Colourful nicknames in professional sports have gone the way of the dodo. Just a few decades ago, most hockey players had unique monikers and not just the first syllable of their last name with an -s or an -sy attached at the end.
The Montreal Canadiens were on the high end of the unique scale, most likely due to the language duality of the players and fan base. Here’s your chance to test your trivia knowledge and possibly learn a few new nicknames.
Q. What historic Montreal Canadiens goaltender was known as “The Chicoutimi Cucumber”?
A. George Vezina played for the Canadiens from 1910-11 to 1925-26. He died in 1926 due to tuberculosis, after playing just one game in net for Canadiens in 1925-26. The nickname was derived from the fact the Georges was born in Chicoutimi, Quebec and that he was ‘cool as a cucumber’ in the net.
Vezina led the NHA / NHL with the best goals against average seven times over his career. The Vezina Trophy was introduced for the 1926-27 season to recognize the top goaltender in the NHL each season. Georges won Stanley Cup championships with the Canadiens in 1915-16 and 1923-24. He was part of the inaugural class of Hockey Hall of Fame inductees in 1945.
The Georges Vezina rookie card from 1911-12 is one of the most sought after hockey cards in the world. Book value on the 1911-12 Imperial Tobacco C55 card is $6,000. However, auction prices reach much higher value.
Q. What 1970’s NHL scoring champion was nicknamed “The Flower”?
A. A simple translation from French to English. Guy Lafleur or ‘the flower’ was the Art Ross Trophy winner as the NHL’s top scorer in three consecutive seasons, 1975-76, 1976-77 and 1977-78. Guy was the first overall pick by the Canadiens at the 1971 NHL Amateur Draft. He played in the NHL from 1971-72 to 1990-91 with the Habs, New York Rangers and Quebec Nordiques.

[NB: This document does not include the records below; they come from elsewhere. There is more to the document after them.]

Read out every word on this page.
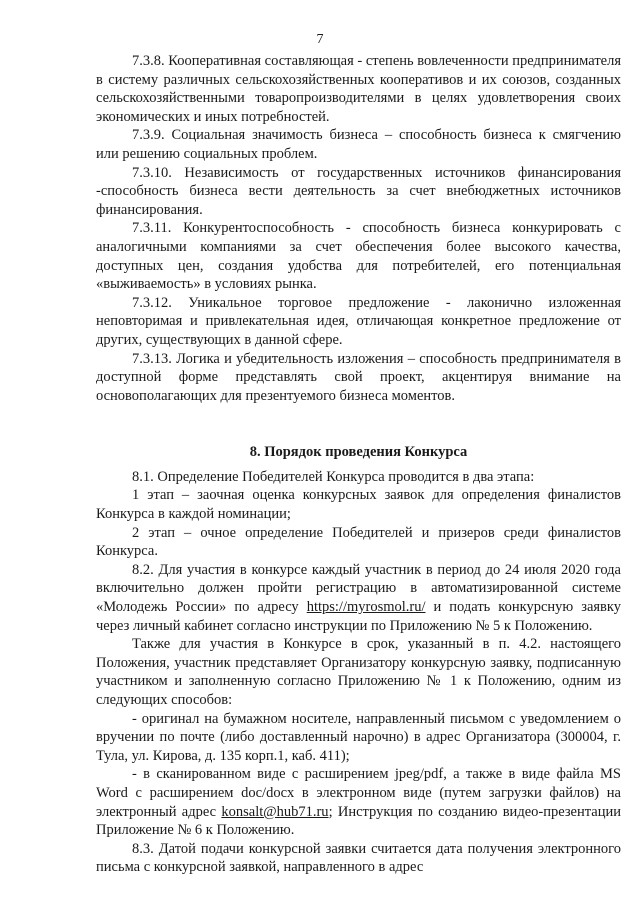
7

7.3.8. Кооперативная составляющая - степень вовлеченности предпринимателя в систему различных сельскохозяйственных кооперативов и их союзов, созданных сельскохозяйственными товаропроизводителями в целях удовлетворения своих экономических и иных потребностей.

7.3.9. Социальная значимость бизнеса – способность бизнеса к смягчению или решению социальных проблем.

7.3.10. Независимость от государственных источников финансирования -способность бизнеса вести деятельность за счет внебюджетных источников финансирования.

7.3.11. Конкурентоспособность - способность бизнеса конкурировать с аналогичными компаниями за счет обеспечения более высокого качества, доступных цен, создания удобства для потребителей, его потенциальная «выживаемость» в условиях рынка.

7.3.12. Уникальное торговое предложение - лаконично изложенная неповторимая и привлекательная идея, отличающая конкретное предложение от других, существующих в данной сфере.

7.3.13. Логика и убедительность изложения – способность предпринимателя в доступной форме представлять свой проект, акцентируя внимание на основополагающих для презентуемого бизнеса моментов.

8. Порядок проведения Конкурса

8.1. Определение Победителей Конкурса проводится в два этапа:

1 этап – заочная оценка конкурсных заявок для определения финалистов Конкурса в каждой номинации;

2 этап – очное определение Победителей и призеров среди финалистов Конкурса.

8.2. Для участия в конкурсе каждый участник в период до 24 июля 2020 года включительно должен пройти регистрацию в автоматизированной системе «Молодежь России» по адресу https://myrosmol.ru/ и подать конкурсную заявку через личный кабинет согласно инструкции по Приложению № 5 к Положению.

Также для участия в Конкурсе в срок, указанный в п. 4.2. настоящего Положения, участник представляет Организатору конкурсную заявку, подписанную участником и заполненную согласно Приложению № 1 к Положению, одним из следующих способов:

- оригинал на бумажном носителе, направленный письмом с уведомлением о вручении по почте (либо доставленный нарочно) в адрес Организатора (300004, г. Тула, ул. Кирова, д. 135 корп.1, каб. 411);

- в сканированном виде с расширением jpeg/pdf, а также в виде файла MS Word с расширением doc/docx в электронном виде (путем загрузки файлов) на электронный адрес konsalt@hub71.ru; Инструкция по созданию видео-презентации Приложение № 6 к Положению.

8.3. Датой подачи конкурсной заявки считается дата получения электронного письма с конкурсной заявкой, направленного в адрес
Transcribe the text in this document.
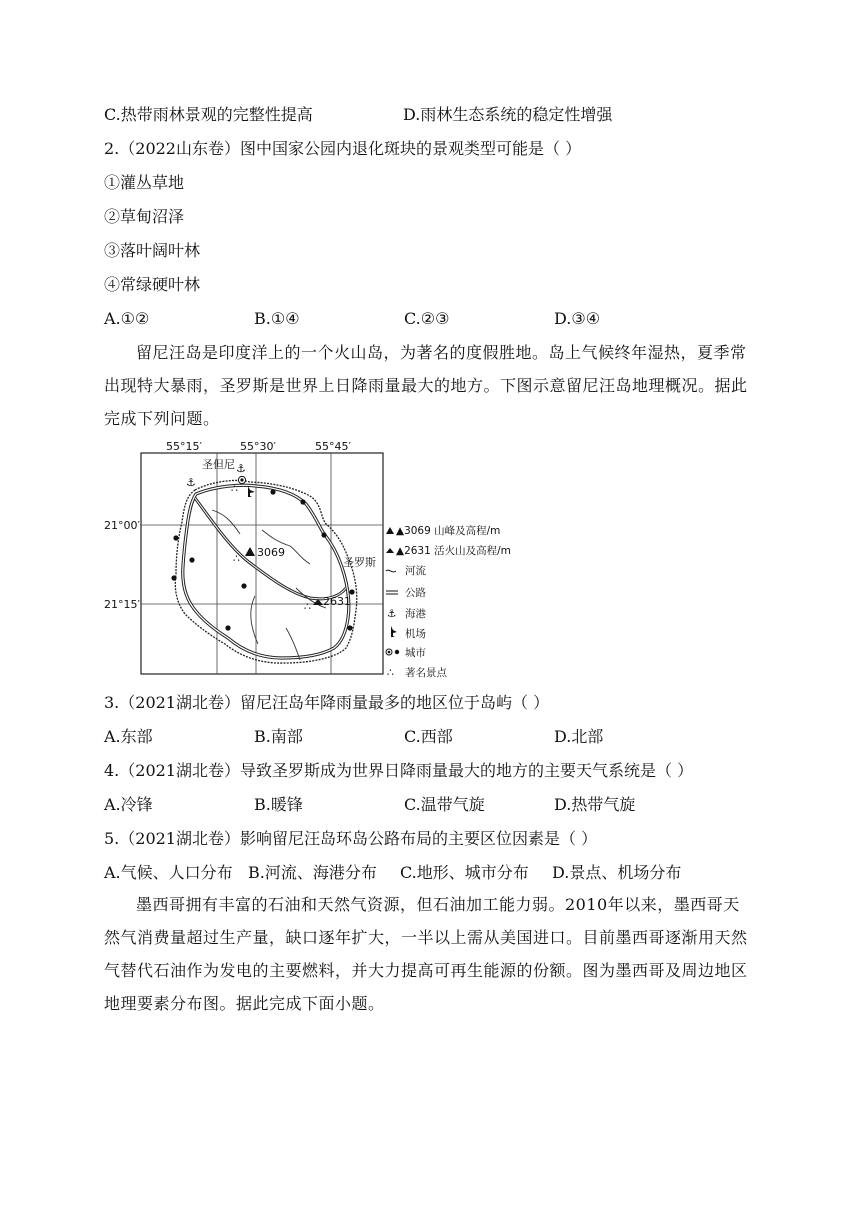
C.热带雨林景观的完整性提高	D.雨林生态系统的稳定性增强
2.（2022山东卷）图中国家公园内退化斑块的景观类型可能是（ ）
①灌丛草地
②草甸沼泽
③落叶阔叶林
④常绿硬叶林
A.①②	B.①④	C.②③	D.③④
留尼汪岛是印度洋上的一个火山岛，为著名的度假胜地。岛上气候终年湿热，夏季常出现特大暴雨，圣罗斯是世界上日降雨量最大的地方。下图示意留尼汪岛地理概况。据此完成下列问题。
55°15′	55°30′	55°45′
21°00′
21°15′
⚓
⚓	∴
∴
∴
3069
2631
圣但尼
圣罗斯
▲3069 山峰及高程/m
▲2631 活火山及高程/m
河流
公路
⚓ 海港
机场
城市
∴ 著名景点
3.（2021湖北卷）留尼汪岛年降雨量最多的地区位于岛屿（ ）
A.东部	B.南部	C.西部	D.北部
4.（2021湖北卷）导致圣罗斯成为世界日降雨量最大的地方的主要天气系统是（ ）
A.冷锋	B.暖锋	C.温带气旋	D.热带气旋
5.（2021湖北卷）影响留尼汪岛环岛公路布局的主要区位因素是（ ）
A.气候、人口分布 B.河流、海港分布 C.地形、城市分布 D.景点、机场分布
墨西哥拥有丰富的石油和天然气资源，但石油加工能力弱。2010年以来，墨西哥天然气消费量超过生产量，缺口逐年扩大，一半以上需从美国进口。目前墨西哥逐渐用天然气替代石油作为发电的主要燃料，并大力提高可再生能源的份额。图为墨西哥及周边地区地理要素分布图。据此完成下面小题。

Before entering the National Hockey League, Lafleur played two legendary seasons of junior hockey in the QMJHL with the Quebec Remparts. In 1970-71, his 130 goals in just 62 games shattered any known Canadian Major Junior record. It still stands as the second highest total in QMJHL and CHL history, eclipsed by Mario Lemieux’s 133 in 1983-84 with Laval. However, Super Mario played eight more games than Lafleur.
Q. Which Montreal defenseman was nicknamed “Big Bird”?
A. Tall with a big beak and a shock of curly hair, Larry Robinson somewhat resembled the Sesame Street character as he skated around the ice. The long time Canadien and Hockey Hall of Fame member won two Norris Trophies as the NHL’s top defenseman.
Robinson played in the NHL from 1972-73 to 1991-92 with the Canadiens and Los Angeles Kings. Since, he has kept busy behind the bench in the NHL. He has served as head coach of the Kings and New Jersey Devils, as well as, assistant coach of the Kings, Devils and Sharks. Currently in 2013-14, he is associate coach with head coach Todd McLellan.
Q. Which Canadiens Hall of Fame forward was nicknamed “The Roadrunner”?
A. At just 5’7” and as fast as the cartoon character, Yvan Cournoyer fit the nickname well. Cournoyer was inducted into the Hockey Hall of Fame in 1982. After three years of junior with the Montreal Junior Canadiens of the OHA, Yvan joined the Habs full-time in 1964-65. He remained with Montreal throughout his career and retired after playing just 15 games in the 1978-79 season. In his final four years with Montreal, he served as team captain. In each of those four years, the Canadiens won the Stanley Cup championship.